The trio's crime: a ploughshares action at the Y-12 National
Security Complex in Oak Ridge, Tennessee. The New York 
Times has reported that the "plant holds the nation's main
supply of highly enriched uranium, enough for thousands of
 nuclear weapons."
While officials called the Oak Ridge, Tenn. facility the "Fort
Knox of uranium" in July 2012 peace activists Rice, Boertje-
Obed and Walli were able to hike two hours in to the Y-12 grounds,
cut through multiple fences, hang peace banners and spray-
paint peace slogans, pour blood, pray, sing and pound the
ground. It took two hours for the three to be arrested.
The trio call themselves the Transform Now Plowshares,
a reference to the Bible's Isaiah 2:4- "They shall beat their
swords into ploughshares and their spears into pruning hooks;
nation shall not lift up sword against nation, neither shall they
 learn war any more."
At the Oak Ridge facility, they left messages including "Woe
to the empire of blood; The fruit of justice is peace; Work for
peace not for war."
Previously explaining why they did the action, Rice said that
"we had to [do it]- we were doing it because we had to reveal
the truth of the criminality which is there, that's our obligation."
"The truth will heal us and heal our planet, heal our diseases,
which result from the disharmony of our planet caused by the
worst weapons in the history of mankind, which should not
exist.

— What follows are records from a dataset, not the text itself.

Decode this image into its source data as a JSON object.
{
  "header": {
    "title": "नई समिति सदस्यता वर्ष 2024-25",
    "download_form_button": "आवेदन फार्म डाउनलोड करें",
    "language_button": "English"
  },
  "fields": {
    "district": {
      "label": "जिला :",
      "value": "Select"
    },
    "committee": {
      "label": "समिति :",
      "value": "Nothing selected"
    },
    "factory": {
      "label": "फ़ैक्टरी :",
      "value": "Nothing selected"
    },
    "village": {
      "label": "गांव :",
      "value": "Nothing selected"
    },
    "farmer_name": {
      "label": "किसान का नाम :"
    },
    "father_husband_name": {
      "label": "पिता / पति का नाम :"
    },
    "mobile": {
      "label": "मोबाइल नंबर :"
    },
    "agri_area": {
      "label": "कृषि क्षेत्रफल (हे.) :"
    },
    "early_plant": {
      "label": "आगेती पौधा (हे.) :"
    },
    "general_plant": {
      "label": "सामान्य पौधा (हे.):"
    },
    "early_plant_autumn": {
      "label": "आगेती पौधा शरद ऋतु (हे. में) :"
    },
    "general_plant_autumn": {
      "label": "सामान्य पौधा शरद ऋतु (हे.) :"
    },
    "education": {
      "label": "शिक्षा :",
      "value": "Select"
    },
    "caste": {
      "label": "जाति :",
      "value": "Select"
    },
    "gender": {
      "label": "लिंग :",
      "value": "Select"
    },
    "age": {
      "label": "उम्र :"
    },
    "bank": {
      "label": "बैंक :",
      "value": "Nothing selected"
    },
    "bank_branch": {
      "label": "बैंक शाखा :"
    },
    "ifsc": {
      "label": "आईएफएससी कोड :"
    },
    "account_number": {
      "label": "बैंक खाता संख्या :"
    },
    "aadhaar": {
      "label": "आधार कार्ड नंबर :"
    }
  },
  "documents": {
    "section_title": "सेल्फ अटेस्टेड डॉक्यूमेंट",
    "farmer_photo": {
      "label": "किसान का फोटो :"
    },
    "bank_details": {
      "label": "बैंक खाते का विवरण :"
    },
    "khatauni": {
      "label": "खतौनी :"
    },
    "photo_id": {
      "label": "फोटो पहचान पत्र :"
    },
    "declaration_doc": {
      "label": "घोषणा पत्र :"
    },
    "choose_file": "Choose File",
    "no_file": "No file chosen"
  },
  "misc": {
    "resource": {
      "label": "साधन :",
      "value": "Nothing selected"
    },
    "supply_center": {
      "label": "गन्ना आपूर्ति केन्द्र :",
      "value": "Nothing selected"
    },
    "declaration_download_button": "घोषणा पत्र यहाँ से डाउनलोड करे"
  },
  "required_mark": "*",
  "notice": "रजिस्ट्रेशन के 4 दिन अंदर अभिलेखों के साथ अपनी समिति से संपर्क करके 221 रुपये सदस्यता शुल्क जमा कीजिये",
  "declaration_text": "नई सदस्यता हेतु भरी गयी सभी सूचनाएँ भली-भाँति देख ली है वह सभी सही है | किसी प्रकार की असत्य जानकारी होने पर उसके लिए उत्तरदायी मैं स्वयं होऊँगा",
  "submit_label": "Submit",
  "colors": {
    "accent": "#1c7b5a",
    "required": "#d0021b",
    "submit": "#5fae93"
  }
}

For this we give our lives - for the truth about the terrible
existence of these weapons," she added.
Initially accused of a misdemeanor, their charges were upped 
to a felony.
Assistant U.S. Attorney Jeff Theodore said Tuesday that the
activists have a history of such actions, saying, "They just
keep doing it ... They are incorrigible," adding, "There has to
be a heavy toll."
The three were convicted of sabotage last May, and in January
when their sentencing hearing began, they were ordered to
pay $53,000 in restitution, but snow forced that hearing to be
suspended until today.
The three have already served over 9 months.
Supporters of the anti-nuclear activists who were inside
the courtroom toldCommon Dreams that while there was some
relief that the sentences weren't as long as federal limits could
have made them, the true crime was left unpunished.
John LaForge of the Wisconsin-based environmental and peace groupNukeWatch told Common Dreams that Judge Thapar gets
to "give the impression that he's being lenient when in fact the
sentences are harsh for what actually happened."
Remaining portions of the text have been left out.